The introduction of neoliberal reforms accentuated the contradictory forces of social change – Mandal and Hindutva mobilisation of the 90s. Neoliberal reforms receded the question of redistribution at a time when social recognition became the grammar of politics. While street-based extra-institutional democratic assertion characterised Bahujan politics (Jungle Raj), neoliberal forces brought a distinct social ethic of individualism confronting violent assertion. Redistribution with violence got replaced with recognition without inclusion within capital-led development discourse. The disjunction between development and inclusion is internal to the neoliberal process.
The BJP’s rise exposed tension between sectarian demands and the universal development discourse. It critiques the absence of a development narrative within the Bahujan discourse while simultaneously expanding the discourse of social justice through political representation. The New Education Policy for example demands submission of autonomy for “merit” and “choice” for centralization. The attempt to dilute the Indian Forest Act illustrates the absence of discourse of redistribution in the development narrative while expanding representation to the tribal social groups.
Hindu or Adivasi or both?
The elevation of Murmu could usher in the aspirational moment for the tribal population across India and enable setting the social narrative right for the BJP to trounce the Bahujan-Congress opposition. Yet, the challenges it could pose to the dominant BJP need to be understood.
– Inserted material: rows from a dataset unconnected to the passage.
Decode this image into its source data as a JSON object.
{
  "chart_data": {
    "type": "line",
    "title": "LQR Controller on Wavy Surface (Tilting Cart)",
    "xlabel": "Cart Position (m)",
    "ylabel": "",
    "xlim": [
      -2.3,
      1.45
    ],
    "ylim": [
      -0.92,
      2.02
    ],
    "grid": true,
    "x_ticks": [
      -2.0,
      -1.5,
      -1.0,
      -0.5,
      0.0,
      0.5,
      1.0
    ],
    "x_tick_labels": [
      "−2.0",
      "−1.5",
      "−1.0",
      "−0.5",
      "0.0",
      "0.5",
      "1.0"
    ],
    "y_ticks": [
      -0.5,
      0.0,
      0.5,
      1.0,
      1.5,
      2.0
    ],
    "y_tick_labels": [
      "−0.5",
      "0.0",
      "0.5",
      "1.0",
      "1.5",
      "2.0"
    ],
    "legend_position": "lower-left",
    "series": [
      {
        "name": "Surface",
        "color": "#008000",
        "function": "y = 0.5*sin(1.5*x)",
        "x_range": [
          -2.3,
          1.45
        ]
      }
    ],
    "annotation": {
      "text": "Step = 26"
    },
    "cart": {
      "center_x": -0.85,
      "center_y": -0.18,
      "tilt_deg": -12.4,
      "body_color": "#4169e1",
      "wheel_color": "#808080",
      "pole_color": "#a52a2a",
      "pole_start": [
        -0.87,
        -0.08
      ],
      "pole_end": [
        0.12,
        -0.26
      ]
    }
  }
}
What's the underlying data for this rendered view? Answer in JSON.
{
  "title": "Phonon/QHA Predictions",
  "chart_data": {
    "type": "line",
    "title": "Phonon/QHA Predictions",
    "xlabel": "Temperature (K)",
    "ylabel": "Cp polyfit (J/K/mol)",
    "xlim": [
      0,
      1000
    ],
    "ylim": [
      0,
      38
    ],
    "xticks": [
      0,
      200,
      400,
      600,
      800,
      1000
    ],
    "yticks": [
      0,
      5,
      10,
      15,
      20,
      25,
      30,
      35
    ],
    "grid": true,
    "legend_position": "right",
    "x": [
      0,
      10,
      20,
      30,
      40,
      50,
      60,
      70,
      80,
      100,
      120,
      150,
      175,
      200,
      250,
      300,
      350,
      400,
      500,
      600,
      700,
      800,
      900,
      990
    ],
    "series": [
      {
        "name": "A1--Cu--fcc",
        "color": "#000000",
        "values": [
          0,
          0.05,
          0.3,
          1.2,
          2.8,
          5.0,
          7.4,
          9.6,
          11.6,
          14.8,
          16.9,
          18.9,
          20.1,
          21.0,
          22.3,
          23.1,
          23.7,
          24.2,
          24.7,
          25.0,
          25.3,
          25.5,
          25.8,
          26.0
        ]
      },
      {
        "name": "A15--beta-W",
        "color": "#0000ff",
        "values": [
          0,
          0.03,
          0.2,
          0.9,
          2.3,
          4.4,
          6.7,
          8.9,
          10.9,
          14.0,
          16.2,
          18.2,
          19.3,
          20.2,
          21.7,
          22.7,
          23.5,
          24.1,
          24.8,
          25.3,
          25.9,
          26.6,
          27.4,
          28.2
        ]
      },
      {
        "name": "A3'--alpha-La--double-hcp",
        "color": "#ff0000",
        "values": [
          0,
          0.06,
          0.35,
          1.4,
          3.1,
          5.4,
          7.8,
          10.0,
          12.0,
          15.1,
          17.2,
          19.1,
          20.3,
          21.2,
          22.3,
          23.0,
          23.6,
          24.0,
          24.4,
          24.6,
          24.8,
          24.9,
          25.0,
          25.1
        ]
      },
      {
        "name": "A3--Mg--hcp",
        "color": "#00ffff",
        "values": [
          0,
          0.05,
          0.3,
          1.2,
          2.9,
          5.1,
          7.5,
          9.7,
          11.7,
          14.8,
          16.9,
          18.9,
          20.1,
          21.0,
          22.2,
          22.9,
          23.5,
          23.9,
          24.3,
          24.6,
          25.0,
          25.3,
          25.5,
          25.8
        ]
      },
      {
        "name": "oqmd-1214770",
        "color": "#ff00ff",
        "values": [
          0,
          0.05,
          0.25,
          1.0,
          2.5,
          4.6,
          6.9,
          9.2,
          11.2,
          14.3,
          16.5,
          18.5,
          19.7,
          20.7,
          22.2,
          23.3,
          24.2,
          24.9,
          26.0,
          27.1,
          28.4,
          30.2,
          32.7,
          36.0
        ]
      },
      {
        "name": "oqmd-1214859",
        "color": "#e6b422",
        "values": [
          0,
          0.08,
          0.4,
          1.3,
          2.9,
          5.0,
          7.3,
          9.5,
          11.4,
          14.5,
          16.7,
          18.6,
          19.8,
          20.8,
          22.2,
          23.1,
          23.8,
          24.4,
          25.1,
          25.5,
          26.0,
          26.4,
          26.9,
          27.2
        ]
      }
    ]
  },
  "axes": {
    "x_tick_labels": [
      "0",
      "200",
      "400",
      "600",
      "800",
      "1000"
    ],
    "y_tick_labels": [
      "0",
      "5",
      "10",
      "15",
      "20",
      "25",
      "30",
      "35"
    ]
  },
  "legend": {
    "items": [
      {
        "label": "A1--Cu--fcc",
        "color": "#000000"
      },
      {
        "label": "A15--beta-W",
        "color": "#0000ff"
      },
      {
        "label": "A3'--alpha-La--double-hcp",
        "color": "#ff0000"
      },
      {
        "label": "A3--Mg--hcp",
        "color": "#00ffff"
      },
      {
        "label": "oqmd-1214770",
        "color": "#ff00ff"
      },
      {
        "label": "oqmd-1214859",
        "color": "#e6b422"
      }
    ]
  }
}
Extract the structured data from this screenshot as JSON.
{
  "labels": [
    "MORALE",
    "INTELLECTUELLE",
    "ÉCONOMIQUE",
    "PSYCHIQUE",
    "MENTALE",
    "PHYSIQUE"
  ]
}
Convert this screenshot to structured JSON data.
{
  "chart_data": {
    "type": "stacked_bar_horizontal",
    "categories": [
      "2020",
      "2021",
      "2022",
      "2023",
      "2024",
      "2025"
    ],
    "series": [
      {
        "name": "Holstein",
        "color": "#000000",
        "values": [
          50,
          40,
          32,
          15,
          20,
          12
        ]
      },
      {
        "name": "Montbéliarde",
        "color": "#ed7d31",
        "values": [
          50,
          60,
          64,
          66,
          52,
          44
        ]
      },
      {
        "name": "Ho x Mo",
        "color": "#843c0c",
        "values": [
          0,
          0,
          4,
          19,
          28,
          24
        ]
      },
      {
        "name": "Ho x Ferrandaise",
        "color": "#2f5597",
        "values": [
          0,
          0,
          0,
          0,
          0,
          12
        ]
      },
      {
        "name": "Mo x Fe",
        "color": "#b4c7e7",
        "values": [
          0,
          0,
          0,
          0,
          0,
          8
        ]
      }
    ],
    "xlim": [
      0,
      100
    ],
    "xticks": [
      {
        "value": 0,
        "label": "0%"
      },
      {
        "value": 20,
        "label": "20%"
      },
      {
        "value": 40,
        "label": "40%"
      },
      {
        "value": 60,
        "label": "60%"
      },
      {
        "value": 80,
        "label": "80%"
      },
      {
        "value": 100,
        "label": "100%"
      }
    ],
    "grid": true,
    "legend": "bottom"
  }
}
Draupadi Murmu’s presidency represents a watershed moment in the post-Bahujan phase of politics as new social groups are articulating demands. Murmu’s elevation to the presidency offers an institutional channel for the tribal population to realise demands that hitherto went unaddressed. For example, there has been a long-standing demand for the recognition of Sarna as distinct from Hinduism. With Murmu at the helm, the aspirations are at the peak to realise this demand.
The identity formation or the social engineering by the RSS, a socio-cultural organisation, seeks to include Adivasi within the umbrella discourse of Hinduism by presenting overlapping elements of worship between the tribals and the ‘mainstream’ Hindus in terms of the significance of nature. What is particularly distinctive about this expansive construction of Hindu identity by the RSS is to present Hinduism as indigenous and diverse despite its exclusionary/hierarchical characters. It is, in a way, an acknowledgement of ‘Adivasi’ distinctiveness from Brahmanical Hindu emphasis on scriptural-ritualistic hegemony.
This process of competing for identity formations/claims could fragment the dominant Hindu social base and open up spaces for the opposition to fill. The critique of capital is insufficient as sectarian tensions operate outside the limits of the market. On the social front, critique of Brahmanism comes across as an assault on the “Hindu unity”. Critique of caste as a ritual-based hierarchy holds less credibility due to changes within the Hindu social organisation. The secular-universal development discourse is being combined with the sectarian discourse of Hindutva.
The axis of social conflict has moved from the elite-subaltern frame to the intra-subaltern frame. Hindutva critiques subaltern violence while building “violent fraternity” against the “common enemy” of Muslims. While the BJP benefitted from the “rightward shift” of the Dalit-Bahujans from claims for redistribution to recognition-representation by offering cultural strategies, it would be a challenge to consolidate tribal identity behind the BJP juggernaut.